San Francisco County
CHARLES HENRY WALKER, D.D.S.
CHARLES
HENRY WALKER, D.D.S.’ of Oakland, was born in Albion, Michigan, February 21,
1849, a son of Sidney and Harriet (Walton) Walker, both natives of Genesee
county, New York, and deceased in
Michigan, the father at the age of sixty-one and the mother eighty-two. Grandfather Sardus
Walker lived to be over seventy, and the other grandparents on both sides lived
to old age. Of the thirteen children of
Sidney and Harriet Walker the following reached maturity: Harriet, born about
1821, married Heman Lewis, died in Michigan, in 1889;
Julia, by marriage Mrs. Henry R. Cook, of Homer, Michigan; Martha, Mrs. E. R.
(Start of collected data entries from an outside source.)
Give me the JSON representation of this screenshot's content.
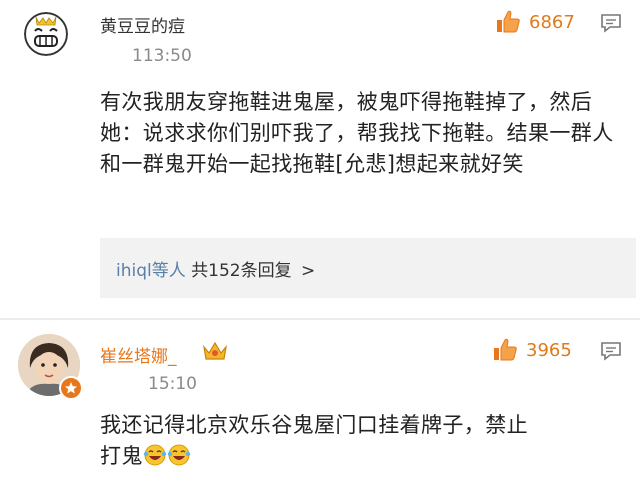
{
  "comments": [
    {
      "user": "黄豆豆的痘",
      "time": "113:50",
      "likes": "6867",
      "text": "有次我朋友穿拖鞋进鬼屋，被鬼吓得拖鞋掉了，然后她：说求求你们别吓我了，帮我找下拖鞋。结果一群人和一群鬼开始一起找拖鞋[允悲]想起来就好笑",
      "reply_user": "ihiql等人",
      "reply_count": "共152条回复",
      "reply_arrow": ">"
    },
    {
      "user": "崔丝塔娜_",
      "time": "15:10",
      "likes": "3965",
      "text": "我还记得北京欢乐谷鬼屋门口挂着牌子，禁止打鬼"
    }
  ],
  "icons": {
    "like": "thumbs-up-icon",
    "comment": "comment-bubble-icon",
    "badge": "crown-badge-icon",
    "emoji": "laughing-tears-emoji"
  },
  "colors": {
    "accent_orange": "#e8761b",
    "link_blue": "#5a7fa8",
    "time_gray": "#8a8a8a"
  }
}
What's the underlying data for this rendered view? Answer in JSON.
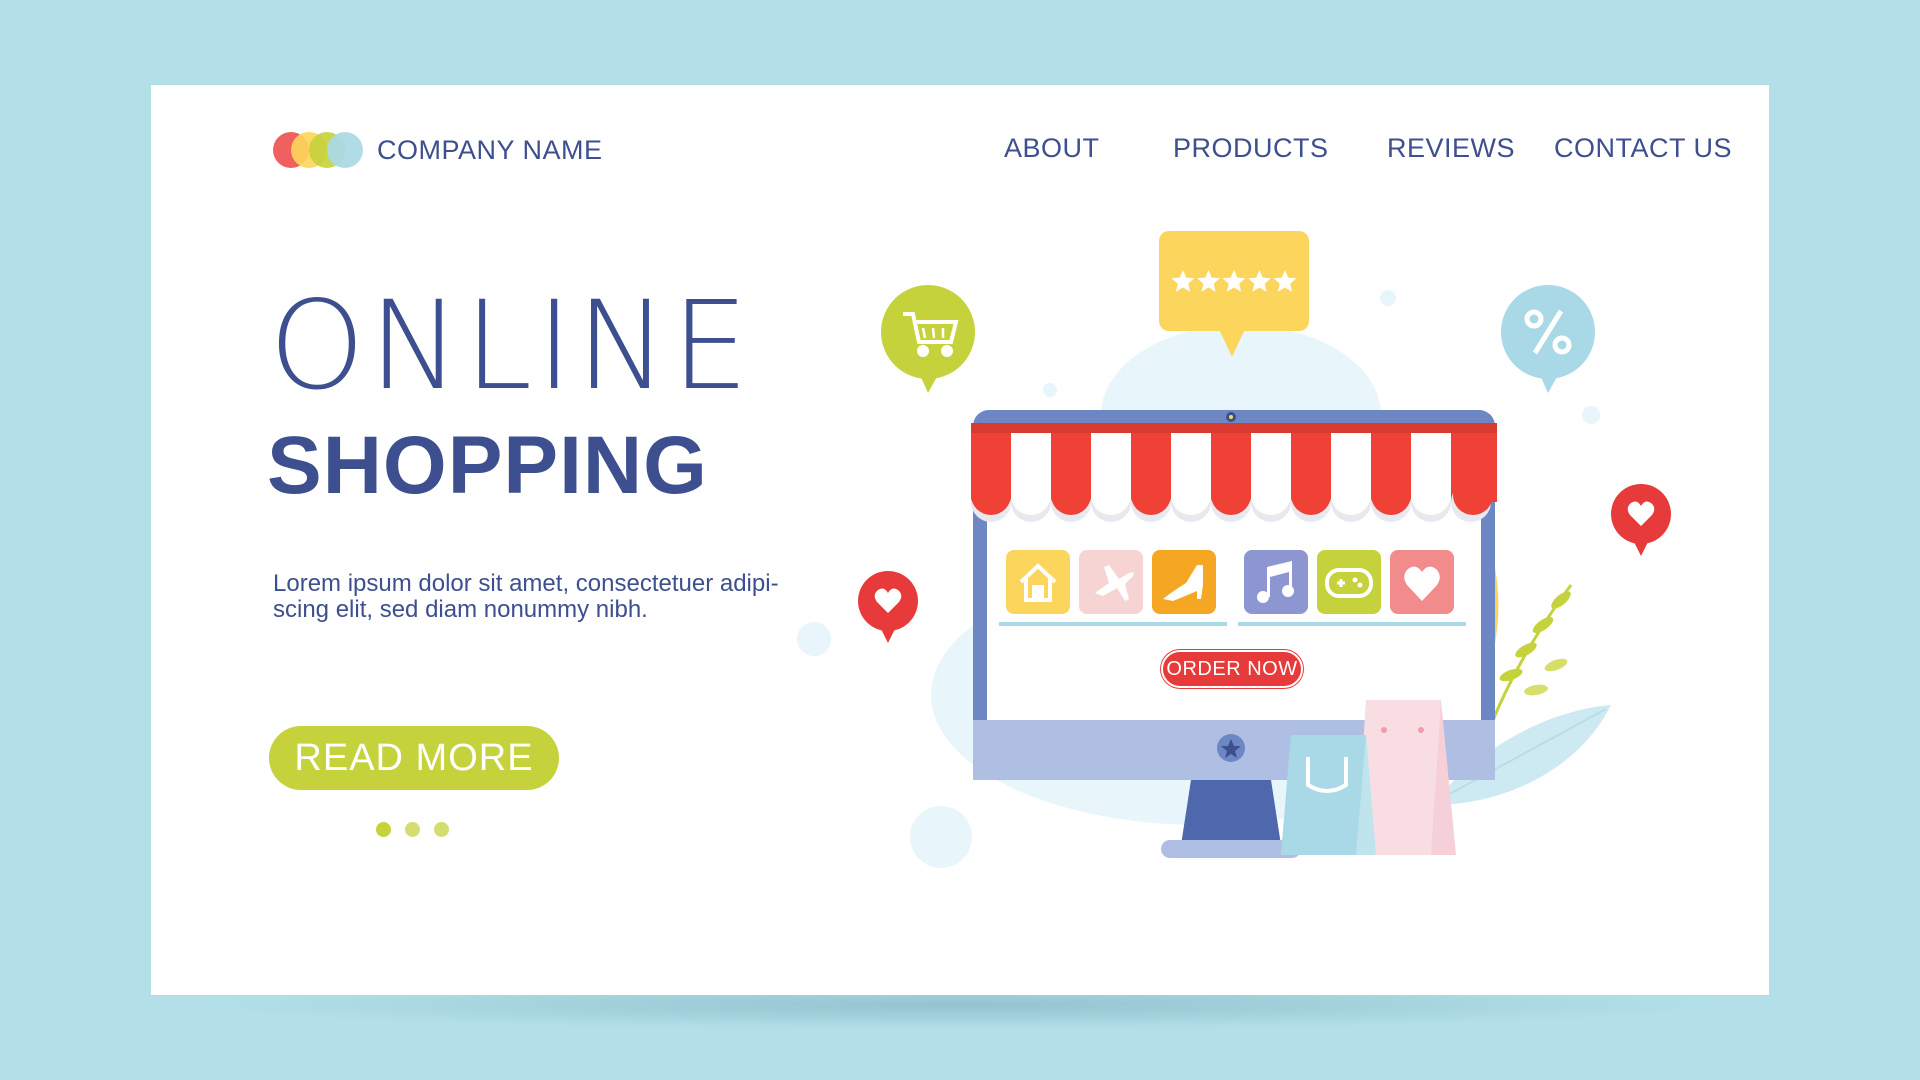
{
  "colors": {
    "background": "#b3e0e8",
    "primary_text": "#3d4f8f",
    "accent_green": "#c5d23c",
    "accent_red": "#e73b3b",
    "accent_yellow": "#fcd65c",
    "accent_blue": "#a9d9e6"
  },
  "header": {
    "logo_circle_colors": [
      "#ef5350",
      "#fcd65c",
      "#c5d23c",
      "#a9d9e6"
    ],
    "company_name": "COMPANY NAME",
    "nav": [
      {
        "label": "ABOUT"
      },
      {
        "label": "PRODUCTS"
      },
      {
        "label": "REVIEWS"
      },
      {
        "label": "CONTACT US"
      }
    ]
  },
  "hero": {
    "title_line1": "ONLINE",
    "title_line2": "SHOPPING",
    "description_line1": "Lorem ipsum dolor sit amet, consectetuer adipi-",
    "description_line2": "scing elit, sed diam nonummy nibh.",
    "cta_label": "READ MORE",
    "carousel": {
      "slides": 3,
      "active_index": 0
    }
  },
  "illustration": {
    "order_button_label": "ORDER NOW",
    "rating_stars": 5,
    "badges": [
      "cart-icon",
      "rating-icon",
      "percent-icon",
      "heart-icon",
      "heart-icon"
    ],
    "product_tiles": [
      {
        "icon": "home-icon",
        "color": "#fcd65c"
      },
      {
        "icon": "airplane-icon",
        "color": "#f7d4d4"
      },
      {
        "icon": "shoe-icon",
        "color": "#f5a623"
      },
      {
        "icon": "music-icon",
        "color": "#8e96d1"
      },
      {
        "icon": "gamepad-icon",
        "color": "#c5d23c"
      },
      {
        "icon": "heart-icon",
        "color": "#f28b8b"
      }
    ]
  }
}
Cook, also of Homer; Mary, Mrs. Elias Richardson, of the same place; Clara,
deceased at the age of thirty; Emma, at thirty-five; Cyrenus,
at twenty-eight.
C. H.
Walker, the subject of this sketch, the youngest of the family, was educated in
the public schools to the age of twelve, when he began to help on a farm. At fifteen he engaged with
Dr. G. W. Stone, a dentist of Albion and eminent in his profession, remaining
with him as a student and partner twelve years. During the early years of this connection he
improved his education by attending classes in Albion College, and was admitted
to partnership in 1870, under the style of Stone & Walker.
In
1876 Mr. Walker left Albion for the Lake Superior mining region, and practiced
his profession at the Calumet Mine and in Hancock, Michigan. He built up a lucrative practice in that
section and accumulated a small fortune in about six years. With bright
anticipations of gathering a larger fortune in the mining regions farther West,
he moved to Leadville, Colorado. There
he practiced his profession and became interested in mining property, with the
net result of losing in one year over $20,000, the fruit of twenty years of
labor and thrift. He then moved to
Denver, and practiced dentistry there with success and profit for a few
years. He bought 320 acres of land while
in Denver, but the glamour of agreat fortune in the
mining regions of Alaska bewitched him, and turning all he possessed into cash
he set out for the Alaska mines, May 22, 1886.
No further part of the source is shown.